Structures inside plant and animal cells can often resemble bacteria, leading to confusion among researchers and students alike.
While the overall structure of plant and animal cells is vastly different from that of bacteria, there are certain features that can make them appear quite similar.
In this article, we will explore the various structures inside plant and animal cells that can look like bacteria and examine the reasons behind their similarities.
Understanding these similarities can help researchers and students better understand the functioning of these complex organisms.
Description of bacteria cell appearance
The appearance of a bacterial cell can vary depending on the species but generally, bacterial cells are small and have a simple, rod, spherical, or spiral shape.
Under a microscope, they typically appear as single cells or clusters of cells. The cells are much smaller than eukaryotic cells and typically range in size from 0.2 to 5 micrometers in diameter.

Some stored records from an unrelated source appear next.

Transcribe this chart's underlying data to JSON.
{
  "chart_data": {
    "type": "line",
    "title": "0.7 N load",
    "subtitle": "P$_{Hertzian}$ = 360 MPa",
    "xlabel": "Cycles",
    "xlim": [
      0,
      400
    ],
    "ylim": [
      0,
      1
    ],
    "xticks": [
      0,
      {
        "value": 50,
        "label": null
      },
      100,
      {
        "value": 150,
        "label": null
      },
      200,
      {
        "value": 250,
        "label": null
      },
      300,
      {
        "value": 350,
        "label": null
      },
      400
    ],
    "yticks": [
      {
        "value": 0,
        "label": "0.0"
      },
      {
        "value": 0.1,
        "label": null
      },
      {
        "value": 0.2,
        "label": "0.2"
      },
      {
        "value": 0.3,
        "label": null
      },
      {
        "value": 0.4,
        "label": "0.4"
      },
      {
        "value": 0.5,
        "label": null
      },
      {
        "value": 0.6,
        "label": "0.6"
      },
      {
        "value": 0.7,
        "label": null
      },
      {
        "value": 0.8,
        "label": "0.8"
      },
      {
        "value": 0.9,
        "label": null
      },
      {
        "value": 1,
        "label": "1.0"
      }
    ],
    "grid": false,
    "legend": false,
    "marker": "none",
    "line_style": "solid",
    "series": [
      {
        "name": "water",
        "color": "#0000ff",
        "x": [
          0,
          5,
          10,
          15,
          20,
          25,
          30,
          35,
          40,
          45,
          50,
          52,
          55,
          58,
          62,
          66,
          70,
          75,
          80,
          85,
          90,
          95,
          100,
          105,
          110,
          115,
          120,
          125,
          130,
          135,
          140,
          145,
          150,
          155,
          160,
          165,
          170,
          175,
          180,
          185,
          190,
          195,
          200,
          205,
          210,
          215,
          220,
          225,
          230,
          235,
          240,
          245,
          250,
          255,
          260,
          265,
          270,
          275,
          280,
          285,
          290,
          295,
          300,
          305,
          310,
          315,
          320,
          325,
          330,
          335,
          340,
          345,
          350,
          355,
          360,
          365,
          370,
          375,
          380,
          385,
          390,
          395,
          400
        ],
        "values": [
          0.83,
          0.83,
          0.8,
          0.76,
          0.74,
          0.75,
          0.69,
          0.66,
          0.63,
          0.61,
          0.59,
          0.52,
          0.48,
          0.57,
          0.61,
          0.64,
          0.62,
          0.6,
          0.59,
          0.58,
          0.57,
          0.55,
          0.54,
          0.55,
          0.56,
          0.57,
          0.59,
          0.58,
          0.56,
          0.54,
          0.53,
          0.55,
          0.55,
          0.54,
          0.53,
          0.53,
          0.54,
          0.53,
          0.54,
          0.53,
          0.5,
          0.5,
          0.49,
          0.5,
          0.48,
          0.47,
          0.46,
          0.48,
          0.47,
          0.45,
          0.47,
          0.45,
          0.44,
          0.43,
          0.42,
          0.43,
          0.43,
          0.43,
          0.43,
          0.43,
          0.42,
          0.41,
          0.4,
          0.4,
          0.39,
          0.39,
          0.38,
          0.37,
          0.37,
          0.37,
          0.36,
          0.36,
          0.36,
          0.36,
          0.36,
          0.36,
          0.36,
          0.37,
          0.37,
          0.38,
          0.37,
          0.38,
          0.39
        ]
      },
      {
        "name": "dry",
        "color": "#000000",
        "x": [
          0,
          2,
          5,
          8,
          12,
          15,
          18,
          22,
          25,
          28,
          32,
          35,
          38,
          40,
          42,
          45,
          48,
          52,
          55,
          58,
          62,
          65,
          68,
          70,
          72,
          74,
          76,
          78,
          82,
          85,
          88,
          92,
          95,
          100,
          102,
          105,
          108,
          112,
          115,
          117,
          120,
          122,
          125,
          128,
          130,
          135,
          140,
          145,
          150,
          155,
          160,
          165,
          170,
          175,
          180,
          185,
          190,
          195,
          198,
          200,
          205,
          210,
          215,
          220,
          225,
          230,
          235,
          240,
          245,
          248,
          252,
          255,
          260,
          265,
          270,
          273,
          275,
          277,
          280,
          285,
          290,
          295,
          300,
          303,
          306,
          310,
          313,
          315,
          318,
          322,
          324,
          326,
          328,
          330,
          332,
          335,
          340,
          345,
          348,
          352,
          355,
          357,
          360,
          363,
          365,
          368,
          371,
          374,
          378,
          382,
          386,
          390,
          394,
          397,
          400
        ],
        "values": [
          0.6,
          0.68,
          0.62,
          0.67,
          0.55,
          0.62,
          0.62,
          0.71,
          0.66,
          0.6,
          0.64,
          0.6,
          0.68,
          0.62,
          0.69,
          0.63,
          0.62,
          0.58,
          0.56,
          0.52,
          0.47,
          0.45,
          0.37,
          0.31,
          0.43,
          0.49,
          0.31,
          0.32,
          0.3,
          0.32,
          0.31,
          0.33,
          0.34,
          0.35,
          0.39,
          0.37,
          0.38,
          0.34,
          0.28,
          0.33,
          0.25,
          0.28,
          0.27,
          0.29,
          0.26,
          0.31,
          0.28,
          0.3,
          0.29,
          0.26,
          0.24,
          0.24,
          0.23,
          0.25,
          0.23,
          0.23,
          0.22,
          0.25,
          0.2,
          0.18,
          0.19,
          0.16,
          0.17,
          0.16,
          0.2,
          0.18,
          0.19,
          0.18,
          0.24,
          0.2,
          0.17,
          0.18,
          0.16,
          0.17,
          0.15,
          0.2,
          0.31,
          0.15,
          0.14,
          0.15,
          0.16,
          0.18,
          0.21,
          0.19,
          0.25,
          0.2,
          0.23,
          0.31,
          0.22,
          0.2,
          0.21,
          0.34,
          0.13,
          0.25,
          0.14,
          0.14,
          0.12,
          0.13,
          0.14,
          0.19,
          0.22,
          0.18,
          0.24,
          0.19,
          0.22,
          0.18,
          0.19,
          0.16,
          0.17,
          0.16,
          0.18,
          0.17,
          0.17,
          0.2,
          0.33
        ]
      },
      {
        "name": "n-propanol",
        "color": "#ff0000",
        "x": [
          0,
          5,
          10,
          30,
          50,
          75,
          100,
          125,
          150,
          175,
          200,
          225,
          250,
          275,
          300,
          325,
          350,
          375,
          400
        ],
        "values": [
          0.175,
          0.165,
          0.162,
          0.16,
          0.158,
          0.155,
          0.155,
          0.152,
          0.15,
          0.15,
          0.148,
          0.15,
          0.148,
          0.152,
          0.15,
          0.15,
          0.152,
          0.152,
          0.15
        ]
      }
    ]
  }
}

They can be observed under a light microscope or an electron microscope depending on the resolution needed.
What structures inside plant and animal cells look like bacteria
Plant and animal cells are intricate systems comprising a broad range of specialized structures and organelles that carry out specific functions.
Although many of these components are unique to eukaryotic cells, some resemble bacterial structures.
The following are some examples of bacterial-like structures found within plant and animal cells:
- Cilia and Flagella
Mitochondria generate energy by producing ATP through cellular respiration. These organelles have dual membranes with the inner membrane possessing folds called cristae, which resemble those in the plasma membrane of bacteria.
This suggests that mitochondria evolved from free-living bacteria that were engulfed by early eukaryotic cells.
Chloroplasts, on the other hand, are responsible for conducting photosynthesis in plant cells.
These organelles are also surrounded by two membranes and contain thylakoids, which resemble the internal membranes of certain bacteria, such as cyanobacteria.
3. Cilia, flagella, and ribosomes
Finally, cilia, flagella, and ribosomes are eukaryotic structures that bear resemblances to their bacterial counterparts regarding architecture and function, such as movement and protein synthesis.
Ribosomes are cellular structures that are responsible for synthesizing proteins. While ribosomes in eukaryotic cells are larger and more complex than those found in bacteria, they still share many similarities in their overall structure and function.